The trouble with this is that there aren't enough jobs in academia. So even if I had wanted to stay in academia, my job prospects would have been terrible. One analysis in The Atlantic showed that only 19% of PhD's land an academic job upon graduation. Of those who do stay in academia, horror stories abound of an endless succession of "post-docs." Essentially, PhD's become trapped in non-tenure track positions with low pay and little hope for becoming, as my mentor jokingly referred to himself, a "big-time professor at a major university."

Schools are well aware of this problem, but they are doing almost nothing to fix it. We're still admitting and graduating way too many PhD's. We keep luring students with the false hope that a PhD is a ticket to anywhere. And once they arrive, there is little if any training aimed at preparing students for a career outside academia.

Is a PhD Still Useful to Society?

Even after saying all that, I still believe that PhD's are useful to society. But there is a gigantic caveat: A PhD is only useful to a person who is 100% certain that a life at the research bench is what they want to do. If you aren't 100% certain that's what you want, then a PhD is probably not for you.

To me, it seems that the most important skill or character trait that a person can possess today is flexibility. Robots are taking over people's jobs. One day, robots might even take over my job as a science writer. (Yes, AI already can write very basic articles, like brief reports on the stock market.) Thus, being flexible -- i.e., being able to learn new skills in order to adapt to a rapidly changing workforce -- may be the most important characteristic a person can have.
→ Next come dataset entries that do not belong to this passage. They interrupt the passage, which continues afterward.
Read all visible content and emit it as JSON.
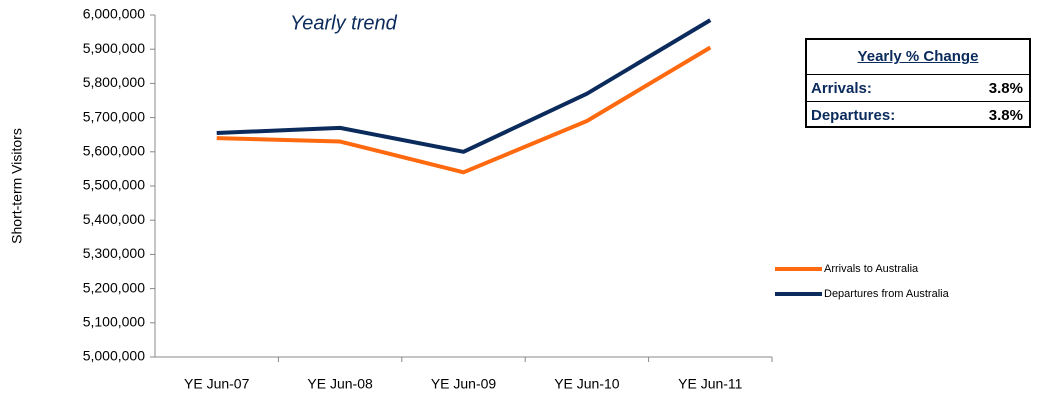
{
  "chart_data": {
    "type": "line",
    "annotation": "Yearly trend",
    "y_label": "Short-term Visitors",
    "categories": [
      "YE Jun-07",
      "YE Jun-08",
      "YE Jun-09",
      "YE Jun-10",
      "YE Jun-11"
    ],
    "series": [
      {
        "name": "Arrivals to Australia",
        "color": "#ff6a10",
        "values": [
          5640000,
          5630000,
          5540000,
          5690000,
          5905000
        ]
      },
      {
        "name": "Departures from Australia",
        "color": "#0b2b5c",
        "values": [
          5655000,
          5670000,
          5600000,
          5770000,
          5985000
        ]
      }
    ],
    "ylim": [
      5000000,
      6000000
    ],
    "yticks": [
      {
        "value": 5000000,
        "label": "5,000,000"
      },
      {
        "value": 5100000,
        "label": "5,100,000"
      },
      {
        "value": 5200000,
        "label": "5,200,000"
      },
      {
        "value": 5300000,
        "label": "5,300,000"
      },
      {
        "value": 5400000,
        "label": "5,400,000"
      },
      {
        "value": 5500000,
        "label": "5,500,000"
      },
      {
        "value": 5600000,
        "label": "5,600,000"
      },
      {
        "value": 5700000,
        "label": "5,700,000"
      },
      {
        "value": 5800000,
        "label": "5,800,000"
      },
      {
        "value": 5900000,
        "label": "5,900,000"
      },
      {
        "value": 6000000,
        "label": "6,000,000"
      }
    ],
    "grid": false,
    "legend": "right",
    "summary_table": {
      "header": "Yearly % Change",
      "rows": [
        [
          "Arrivals:",
          "3.8%"
        ],
        [
          "Departures:",
          "3.8%"
        ]
      ]
    }
  }
}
A PhD, however, does not teach flexibility. In fact, it encourages the exact opposite. Earning a PhD requires a student to learn more and more about less and less. (That might seem paradoxical to those of you without PhD's, but every PhD will understand that perfectly.) For most people, this is not the sort of training that will lend itself to success in the 21st Century.

Notes

(1) It is for these reasons that I personally encourage high school graduates to take a year off before going to college. Get a job and think about what you want to do. Then go to college.

(2) As it turns out, I landed here at ACSH, where a PhD or MD is required. However, ACSH is the exception to the rule. Most science writers don't have PhD's, and most news outlets do not require science writers to have any scientific training at all. (It's not a coincidence, therefore, that most science journalism sucks.)